Much like the Aspen tree, we may appear as individuals, but in truth we are all connected as one great organization, profession, community, and world. Our connectedness is our strength, allowing us to weather the storms that are brought upon us.
-Cole Edmonson
As a 2-time Magnet(R)-designated facility, 1 of approximately 400 worldwide, Texas Health Presbyterian Hospital Dallas for many years has been extremely proud of its innovations in clinical nursing care and leadership. Our focus on professional practice environments and clinical leadership has been unwavering, as has our commitment to be leaders in our community.
Being Magnet means being on the frontlines of change with the ability to embrace complexity and demonstrate plasticity, while remaining focused on humanity. Over the years, we have demonstrated this with programs and research including our Sexual Assault Nurse Examiners care and training program, international research on maternal-infant bonding, and the resuscitation quality improvement program-all firsts in the world and our community.

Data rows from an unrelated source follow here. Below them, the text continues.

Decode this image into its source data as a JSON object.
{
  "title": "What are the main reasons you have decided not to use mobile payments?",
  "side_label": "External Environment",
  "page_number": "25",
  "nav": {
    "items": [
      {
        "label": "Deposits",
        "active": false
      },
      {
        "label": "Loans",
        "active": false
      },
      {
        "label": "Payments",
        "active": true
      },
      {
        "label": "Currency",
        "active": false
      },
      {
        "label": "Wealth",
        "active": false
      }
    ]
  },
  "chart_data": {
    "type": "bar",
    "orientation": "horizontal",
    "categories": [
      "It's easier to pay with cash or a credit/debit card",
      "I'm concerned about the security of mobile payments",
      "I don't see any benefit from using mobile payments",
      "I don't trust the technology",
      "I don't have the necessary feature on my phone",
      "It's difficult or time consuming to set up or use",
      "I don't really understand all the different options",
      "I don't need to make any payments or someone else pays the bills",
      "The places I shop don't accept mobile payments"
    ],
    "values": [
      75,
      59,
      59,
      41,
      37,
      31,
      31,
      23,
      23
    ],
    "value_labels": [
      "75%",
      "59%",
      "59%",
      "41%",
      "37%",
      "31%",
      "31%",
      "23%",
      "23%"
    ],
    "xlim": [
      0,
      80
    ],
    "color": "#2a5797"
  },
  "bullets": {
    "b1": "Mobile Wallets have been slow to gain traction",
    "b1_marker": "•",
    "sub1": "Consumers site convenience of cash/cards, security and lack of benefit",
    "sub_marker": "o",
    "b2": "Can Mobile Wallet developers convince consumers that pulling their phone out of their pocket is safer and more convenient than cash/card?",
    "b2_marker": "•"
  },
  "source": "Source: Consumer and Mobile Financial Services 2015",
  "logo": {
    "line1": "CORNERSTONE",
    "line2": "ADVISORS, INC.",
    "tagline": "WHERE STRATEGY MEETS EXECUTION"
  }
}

Planned Versus Unplanned Change
Innovation, research, and sharing are part of the DNA of this hospital. These examples, however, represent outcome-focused change based on careful planning and evaluation. Preparing for, and learning from, unplanned change is a completely different experience that challenges organizations in unique ways including their resilience and hardiness.
In an unplanned change scenario, it is important to keep the elements of planned change front of mind: planning, testing, evaluating, revising, implementing, refining, and ultimately deploying in a more controlled environment.
With the luxury of time and calm gone, unplanned change can take on a dizzying pace. But in that time, the amount of learning that occurs can be tremendous if captured properly for later review, processed for key lessons, and disseminated.
Recently, we were presented with an extremely challenging situation where all that our clinical nurses and leaders had learned and prepared themselves for was tried and tested on an international and public stage.
The Situation
While Ebola has been on the healthcare radar for years, it remained a true exotic, having been treated in this country only a few times and always with the foreknowledge of those providing care that their patient was infected with this highly morbid disease.
When we became the 1st hospital to diagnose and treat a nonhealthcare worker as an Ebola patient in the United States, a series of events were set in play that has changed forever how patients with infectious diseases will be cared for in our hospital and hospitals around the country.
As with any large, urban hospital where frontline nurses routinely encounter infectious diseases, we had infection prevention plans in place, and our nurses were well trained. We believed we were well prepared for most known scenarios. A truly novel presentation, such as Ebola, represented unique challenges for the preparation of nurses and the entire organization to deliver effective, safe, and compassionate care at new levels.
Unlike planned change, this situation had some very unique elements that required us to adapt and change rapidly while actively learning. It is the ability to adapt, adopt, or abort practices that ultimately determines the usefulness and applicability of those changes. A hallmark of nursing is flexibility, agility, and creativity, which we relied on heavily during the evolving situation
What and How We Learned
From the moment we suspected we had an Ebola case, we were in constant communication with experts from Emory University Medical Center, the Centers for Disease Control and Prevention, the Dallas County Health Department, and the Texas Department of State Health Services, among others.
During this time, clinical and nursing leadership, in fact, our entire organization and our outside partners, worked extremely well together given the unprecedented circumstances, despite media reports to the contrary.
As a team with a unified goal of better treatment and protection, we were able to
* improve the donning and doffing of personal protective equipment,
* determine which equipment and supplies would provide the best protection,
* reduce risk of exposure based on operational realities,
* refine the designation of zones for treatment and decontamination,
* provide well-being support throughout the immediate experience and beyond for clinicians,
* assist in educating our entire health system, our community, and beyond on Ebola facts, and
* understand and help minimize the effects on colleagues who care for patients with Ebola.
All of these adaptations were done expeditiously and systematically. They were captured and catalogued along the way to share what we learned with others. Demonstrating flexibility, agility, adaptability, and humility in the face of extreme challenges is perhaps more valuable than seeking the illusive perfect response.
Sharing Our Learnings
Even before our 2 brave and courageous nurses were cured and returned safely home to us, we had begun disseminating what we learned. We did this primarily through actively consulting with other hospitals and presenting our learnings through webinars sponsored by national nursing and healthcare organizations. We will continue to disseminate lessons learned through additional venues and publications in honor of our commitment to patients and caregivers across the globe.
Reflections
Our nurses are committed to learning and continually improving in a never-ending journey to excellence. In the end, it is our Magnet culture, anchored on our values and our promise that have sustained us. We have a deeper appreciation and understanding of connectedness to our colleagues, community, nation, and humanity. As we move forward with courage, strength, compassion, and resolve, we want to thank all of those who have supported us and kept us in their positive thoughts and prayers. Perhaps most of all, thank you to the heroes at Texas Health Presbyterian Hospital Dallas.